If we’ve learned anything from those who marched before us from Black, Brown, immigrant, and working-class communities it’s that the fight for dignity is always shared. The values we’ve organized around aren’t just Asian values. The desire to feel safe in your neighborhood, to send your children to a school that opens doors, to build a home and pass something down — these are the promises that brought millions here, generation after generation. They are the same promises Washington and his men crossed the Delaware to defend: life, liberty, and the pursuit of something better. Family may take different shapes, but the foundation it rests on — safety, education, and prosperity — is universal. And when we fight for those things, we don’t just lift up Asian Americans. We lift up everyone who still believes the American Dream is worth fighting for.

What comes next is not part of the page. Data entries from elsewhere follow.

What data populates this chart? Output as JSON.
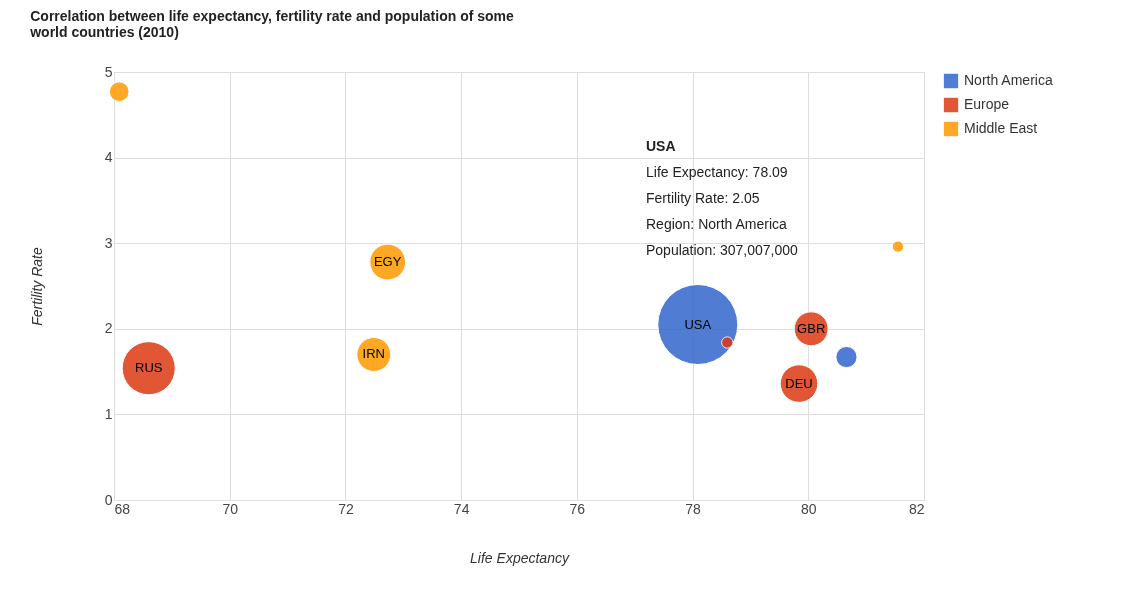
{
  "chart_data": {
    "type": "bubble",
    "title": "Correlation between life expectancy, fertility rate and population of some world countries (2010)",
    "xlabel": "Life Expectancy",
    "ylabel": "Fertility Rate",
    "series": [
      {
        "name": "North America",
        "color": "#3366cc",
        "x": [
          80.66,
          78.09
        ],
        "values": [
          1.67,
          2.05
        ],
        "sizes": [
          0.07,
          1
        ]
      },
      {
        "name": "Europe",
        "color": "#dc3912",
        "x": [
          79.84,
          78.6,
          80.05,
          68.6
        ],
        "values": [
          1.36,
          1.84,
          2.0,
          1.54
        ],
        "sizes": [
          0.22,
          0.02,
          0.18,
          0.44
        ]
      },
      {
        "name": "Middle East",
        "color": "#ff9900",
        "x": [
          72.73,
          72.49,
          68.09,
          81.55
        ],
        "values": [
          2.78,
          1.7,
          4.77,
          2.96
        ],
        "sizes": [
          0.2,
          0.18,
          0.06,
          0.02
        ]
      }
    ],
    "annotations": [
      {
        "text": "USA",
        "x": 78.09,
        "y": 2.05
      },
      {
        "text": "GBR",
        "x": 80.05,
        "y": 2.0
      },
      {
        "text": "DEU",
        "x": 79.84,
        "y": 1.36
      },
      {
        "text": "RUS",
        "x": 68.6,
        "y": 1.54
      },
      {
        "text": "IRN",
        "x": 72.49,
        "y": 1.7
      },
      {
        "text": "EGY",
        "x": 72.73,
        "y": 2.78
      },
      "USA",
      "Life Expectancy: 78.09",
      "Fertility Rate: 2.05",
      "Region: North America",
      "Population: 307,007,000"
    ],
    "xlim": [
      68,
      82
    ],
    "xticks": [
      68,
      70,
      72,
      74,
      76,
      78,
      80,
      82
    ],
    "ylim": [
      0,
      5
    ],
    "yticks": [
      0,
      1,
      2,
      3,
      4,
      5
    ],
    "grid": true,
    "legend": "top right"
  }
}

Asian Americans left everything behind to build something better, not just for ourselves but for our families. We came chasing the American Dream: the right to live free from tyranny, to build something of our own, and to pass it forward. And we’ve paid for that dream in full. We paid with our labor, our savings, our silence, and our trust. All we’ve ever asked in return is the right to pursue it. And we still believe in that dream — even as others walk away from it or decide it only belongs to some. We see what’s happening now: a city that can’t keep us safe, a school system that punishes excellence, and policies that treat small business and homeownership as threats instead of building blocks. And through it all, we’re still told to stay quiet. To let someone else speak for us. But as our ancestors in Chinatown showed us, we must carve our own destiny. Family has always been the cornerstone of Asian civilizations. It’s what carried us through war, famine, displacement, and exclusion. And it’s what carried us here. We got in the boat that morning because we believed the right to a better life was worth dying for. Family values were never theirs to define. We’re taking them back and redefining them for all. Just as the LGBTQ+ community reclaimed the word queer from those who weaponized it, we’re reclaiming family values. Conservatives used these words to exclude, but we use them to include. We believe everyone deserves a chance at life, liberty, and the pursuit of happiness. Because on that Christmas morning in 1776, there was no right, no left, not even a country — only those core principles Asian families later crossed oceans to pursue. Family values are Asian values.

Forrest Liu is an Asian-American community organizer and activist who works to stop Asian hate.